The use of ingredients native to Australia in a top restaurant was an idea that was not widely accepted initially, making it difficult for his restaurant to garner a following. Eventually, his unorthodox style of cooking was recognized by locals and critics, and today Attica has received several prestigious awards including a decade on the World's 50 Best and attracts top chefs from around the world. Shewry also features in the Netflix series Restaurant Australia.

Ben was employed as the Head Chef of Attica Restaurant in 2005; before purchasing the restaurant from his employer in 2015.

In 2019, his restaurant Attica was named Australia's best restaurant at the Gourmet Traveller food awards.

Ben's most recent work is the publication of his book Uses for Obsession, A Chef's Memoir.
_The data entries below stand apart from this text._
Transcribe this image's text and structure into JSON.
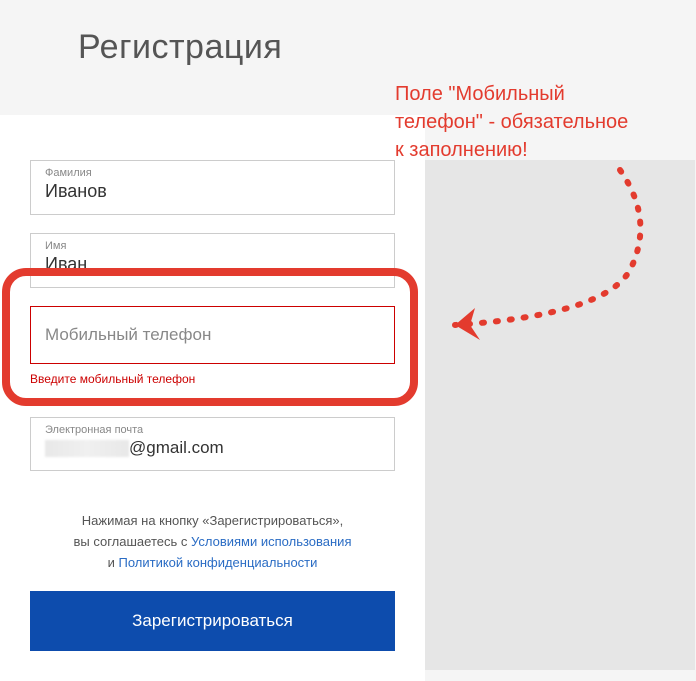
{
  "title": "Регистрация",
  "form": {
    "surname": {
      "label": "Фамилия",
      "value": "Иванов"
    },
    "name": {
      "label": "Имя",
      "value": "Иван"
    },
    "phone": {
      "placeholder": "Мобильный телефон",
      "error": "Введите мобильный телефон"
    },
    "email": {
      "label": "Электронная почта",
      "value_suffix": "@gmail.com"
    },
    "consent": {
      "line1_prefix": "Нажимая на кнопку «Зарегистрироваться»,",
      "line2_prefix": "вы соглашаетесь с ",
      "terms_link": "Условиями использования",
      "line3_prefix": "и ",
      "privacy_link": "Политикой конфиденциальности"
    },
    "submit": "Зарегистрироваться"
  },
  "annotation": {
    "line1": "Поле \"Мобильный",
    "line2": "телефон\" - обязательное",
    "line3": "к заполнению!"
  }
}
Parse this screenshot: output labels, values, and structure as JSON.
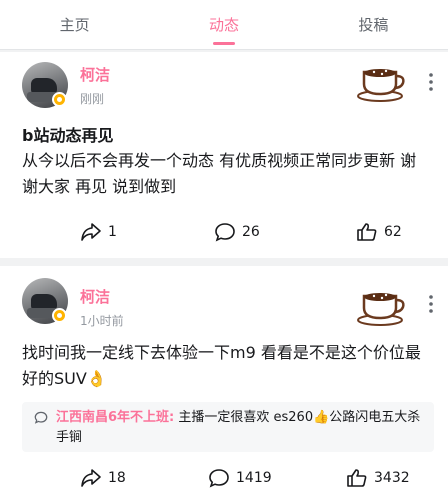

In this book, Shewry discusses creative freedom in the kitchen, food journalism, sexism in hospitality, the fraud of the farm-to-table sustainability ethos, the cult of the chef, cooking as muse and the history of the Family Bolognese.

Ben Shewry believes in sustainability and has been an Ambassador for the Good Fish Project since December 2018. In a statement for the project, "In my position as a chef, I have a big influence on what people eat and what other people cook because our restaurant is well known. If I don't have what I would call a clean menu - if I don't have best practise, the most sustainable menu I can have in terms of shellfish and seafood - then I am contributing to the problem."

Attica Restaurant is also a B Corporation (certification); Service with Significant Environmental Footprint since February 2024, further cementing Shewry's beliefs in best practises for his business.